An exhaustive discussion of allusion in the Metamorphoses certainly needs more space than F’s 216 pages-long monograph. The author, throughout her work, raises issues that are not discussed in detail, but which aim at challenging the reader’s critical imagination beyond the limits of the particular book. One of these issues worth thinking about involves the importance of the snake in the tale of Cupid and Psyche. As Frangoulidis has suggested ( Vergilius 37 [1992] 26-38, n. 12), Cupid’s likening to a snake, both in the Oracle of Milesian Apollo and by Psyche’s evil sisters is supported by Sappho’s well-known presentation of Eros as orpeton (frgm. 130 LP).
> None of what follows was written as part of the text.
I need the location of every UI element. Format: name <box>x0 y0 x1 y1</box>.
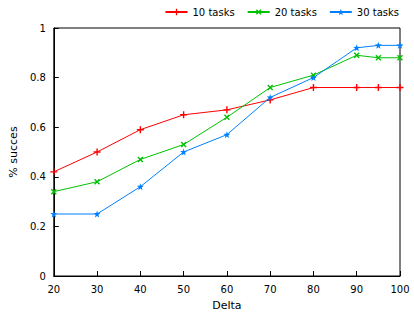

This suggestion of sexual attraction as snake reappears in the later part of the Metamorphoses, when the love-lust of the evil step-mother for her step-son is called “vipereus”(p. 164). Then, the motif of repeating and thus strengthening the structural significance of certain allusions or narrative motifs throughout the novel is very much worth considering: what is, for example, the greater significance of identifying the similar structural background in the tales of Plotina’s disguise and escape riding a donkey, the presumed flight of Tlepolemus/Haemus caused by Plotina’s successful revenge, and eventually the flight of Charite whom both tales of Plotina and Pseudo-Haemus implicitly address (p. 104)? The examination of the multiple and always changing audiences that witness the narrative of Apuleius’ heroes deserve perhaps to become the object of separate study: the audiences that enjoy Tlepolemus’/Haemus’ performance (p. 106) are not two, but three; the robbers’ gang, Charite, and Lucius; each of them derives different messages from the same tale, and their subsequent behavior — and, thus, the course of our novel’s plot — is directed to a some degree from these messages. Also the omission of names that particularly characterizes the repetition of narrative plots and structural motifs in the tales of the book 10, according to a different approach, suggests the repetition of themes and character roles of Roman Comedy. Although the grim atmosphere of these tales seemd quite the opposite compared to the ludi of Plautus and Terence, the theatricality of the entire setting is quite prominent and, in my view, deserves further exploration.

The above thoughts, in their majority resulted from my own reading of F.’s excellent study, purport only to highlight further the value of the monograph. F.’s acute, well-articulated, and flexible arguments contribute much to a better, deeper appreciation of Apuleius’ novel. The readers of the Metamorphoses will definitely find F.’s study a reference work, a rich source of new ideas, challenging and thought-provoking.

I regret that I have to conclude my review with a note of negative criticism. F.’s well-informed bibliography is rather undeservedly marked by a rather large number of typographical errors with reference to foreign titles. There are a significant number of accents misplaced or entirely omitted from French terms [e.g. “etudes” almost everywhere without its accent, misplacement of the accent on “Apulee”in Lancel’s article (p. 227), “Griechishes” instead of “Griechisches” in the title of Erbse’s article (p. 224)]. These errors will no doubt be amended in the second edition of the monograph.